Does Edward Shortthe Lord President agree that the House refused to accept the Government's proposals on Government expenditure?

Mr. Short

The following day the House passed a motion of confidence. Perhaps I could also remind the right hon. Lady that the Government of which she was a member were rejected. The Conservative Party received 1 million fewer votes than did the Labour Party in the election only 18 months ago, and 43 fewer seats than the Labour Party won in that election.

Mrs. Thatcher

But the right hon. Gentleman has not answered my supplementary question. I repeat that the House rejected the Government's White Paper on Government expenditure.

Mr. Short

As a matter of strict fact, it did not do so; it rejected the alternative put forward by the right hon. Lady the Leader of the Opposition. But the vote of confidence the next day was a vote of confidence in Government policies.

Mr. Canavan

Many of us deplore certain aspects of the Government's expenditure cuts, but will my right hon. Friend point out to the SNP the significance of a parliamentary Answer given to me recently by the Secretary of State for Scotland, that in education the percentage to be borne by Scotland will be much less than our percentage of the United Kingdom population?

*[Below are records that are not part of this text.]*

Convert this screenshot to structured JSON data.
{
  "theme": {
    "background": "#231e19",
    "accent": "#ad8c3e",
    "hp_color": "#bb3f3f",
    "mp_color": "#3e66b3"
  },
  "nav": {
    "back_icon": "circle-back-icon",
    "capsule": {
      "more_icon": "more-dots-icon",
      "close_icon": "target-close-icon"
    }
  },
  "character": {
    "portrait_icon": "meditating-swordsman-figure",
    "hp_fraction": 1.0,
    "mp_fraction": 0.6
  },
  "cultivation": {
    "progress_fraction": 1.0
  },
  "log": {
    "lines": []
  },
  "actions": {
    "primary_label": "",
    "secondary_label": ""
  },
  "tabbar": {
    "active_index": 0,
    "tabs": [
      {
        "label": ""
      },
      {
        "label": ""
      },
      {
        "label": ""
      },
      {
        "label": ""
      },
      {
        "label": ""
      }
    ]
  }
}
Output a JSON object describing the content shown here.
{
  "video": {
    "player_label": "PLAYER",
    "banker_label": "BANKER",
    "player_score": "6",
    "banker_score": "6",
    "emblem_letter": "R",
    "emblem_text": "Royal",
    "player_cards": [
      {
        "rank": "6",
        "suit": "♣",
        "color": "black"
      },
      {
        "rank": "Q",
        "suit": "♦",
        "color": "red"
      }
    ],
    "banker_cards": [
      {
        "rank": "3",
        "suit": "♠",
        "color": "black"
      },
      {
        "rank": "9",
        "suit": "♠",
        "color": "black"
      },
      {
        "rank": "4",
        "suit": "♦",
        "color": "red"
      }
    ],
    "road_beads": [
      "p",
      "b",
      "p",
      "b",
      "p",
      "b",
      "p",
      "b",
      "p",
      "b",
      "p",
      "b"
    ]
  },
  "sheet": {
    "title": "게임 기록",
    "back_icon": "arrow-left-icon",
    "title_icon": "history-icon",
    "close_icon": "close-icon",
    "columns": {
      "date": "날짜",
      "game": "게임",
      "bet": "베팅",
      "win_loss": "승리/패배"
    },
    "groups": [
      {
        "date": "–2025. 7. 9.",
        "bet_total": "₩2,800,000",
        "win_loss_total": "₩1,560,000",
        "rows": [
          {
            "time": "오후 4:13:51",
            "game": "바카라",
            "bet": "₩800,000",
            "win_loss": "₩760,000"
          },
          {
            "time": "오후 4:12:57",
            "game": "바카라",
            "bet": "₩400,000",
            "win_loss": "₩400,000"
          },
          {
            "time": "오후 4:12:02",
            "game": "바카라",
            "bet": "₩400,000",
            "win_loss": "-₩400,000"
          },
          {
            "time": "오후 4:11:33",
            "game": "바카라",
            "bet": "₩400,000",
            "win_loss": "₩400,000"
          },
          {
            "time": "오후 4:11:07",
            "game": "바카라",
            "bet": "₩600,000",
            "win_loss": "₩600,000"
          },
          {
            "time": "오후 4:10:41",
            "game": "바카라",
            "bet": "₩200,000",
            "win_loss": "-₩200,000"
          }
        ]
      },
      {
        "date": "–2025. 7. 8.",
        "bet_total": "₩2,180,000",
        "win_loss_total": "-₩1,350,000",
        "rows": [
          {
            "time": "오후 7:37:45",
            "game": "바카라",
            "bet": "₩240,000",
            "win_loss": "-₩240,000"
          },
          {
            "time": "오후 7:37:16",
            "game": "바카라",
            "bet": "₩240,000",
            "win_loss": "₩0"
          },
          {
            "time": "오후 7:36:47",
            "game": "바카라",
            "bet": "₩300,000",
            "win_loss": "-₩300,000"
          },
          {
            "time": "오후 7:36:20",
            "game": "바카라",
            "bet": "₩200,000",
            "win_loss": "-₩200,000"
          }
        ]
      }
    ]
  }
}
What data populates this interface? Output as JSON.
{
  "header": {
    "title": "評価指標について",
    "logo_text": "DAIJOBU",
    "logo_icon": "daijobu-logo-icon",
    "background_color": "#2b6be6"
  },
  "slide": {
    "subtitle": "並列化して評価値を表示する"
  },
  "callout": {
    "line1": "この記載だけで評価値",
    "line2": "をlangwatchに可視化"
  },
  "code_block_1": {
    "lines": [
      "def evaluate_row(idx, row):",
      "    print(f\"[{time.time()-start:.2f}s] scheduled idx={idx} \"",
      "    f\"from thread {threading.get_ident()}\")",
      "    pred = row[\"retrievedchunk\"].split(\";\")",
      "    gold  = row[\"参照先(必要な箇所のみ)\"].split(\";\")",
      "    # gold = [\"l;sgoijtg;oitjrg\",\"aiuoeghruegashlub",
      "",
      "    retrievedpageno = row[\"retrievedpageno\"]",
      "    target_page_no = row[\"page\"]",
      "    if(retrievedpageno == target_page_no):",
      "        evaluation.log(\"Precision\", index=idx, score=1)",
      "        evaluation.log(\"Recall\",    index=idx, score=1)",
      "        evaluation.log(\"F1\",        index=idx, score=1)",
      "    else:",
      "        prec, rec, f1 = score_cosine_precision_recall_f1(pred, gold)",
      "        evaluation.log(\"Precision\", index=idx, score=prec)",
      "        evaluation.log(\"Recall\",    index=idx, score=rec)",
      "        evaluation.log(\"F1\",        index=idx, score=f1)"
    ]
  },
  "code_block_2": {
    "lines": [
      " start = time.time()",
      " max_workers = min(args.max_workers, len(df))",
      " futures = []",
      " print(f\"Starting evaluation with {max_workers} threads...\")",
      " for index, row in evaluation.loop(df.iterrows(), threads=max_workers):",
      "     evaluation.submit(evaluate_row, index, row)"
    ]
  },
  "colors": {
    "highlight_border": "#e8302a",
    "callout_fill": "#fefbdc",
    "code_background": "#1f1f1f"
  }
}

In view of this nonsense, does not the figure of 39 per cent. that is being bandied about by Members of the Scottish National Party indicate that either their arithmetic is of the same abysmal standard as their politics or else they are telling lies?

Mr. Short

I hope that my hon. Friend will do some more research and attack[column 1578] all the silly figures put out by the SNP about Scotland at the present time.

Mrs. Bain

Is the right hon. Gentleman aware that the figures put forward by the SNP in its analysis of the public expenditure cuts have been supported by a major teachers union in Scotland, and does he appreciate that SNP Members, along with the teachers, are totally opposed to public expenditure cuts in Scottish education?

Mr. Short

I have a little experience of teachers unions. I would not say that they were right just because they are teachers unions.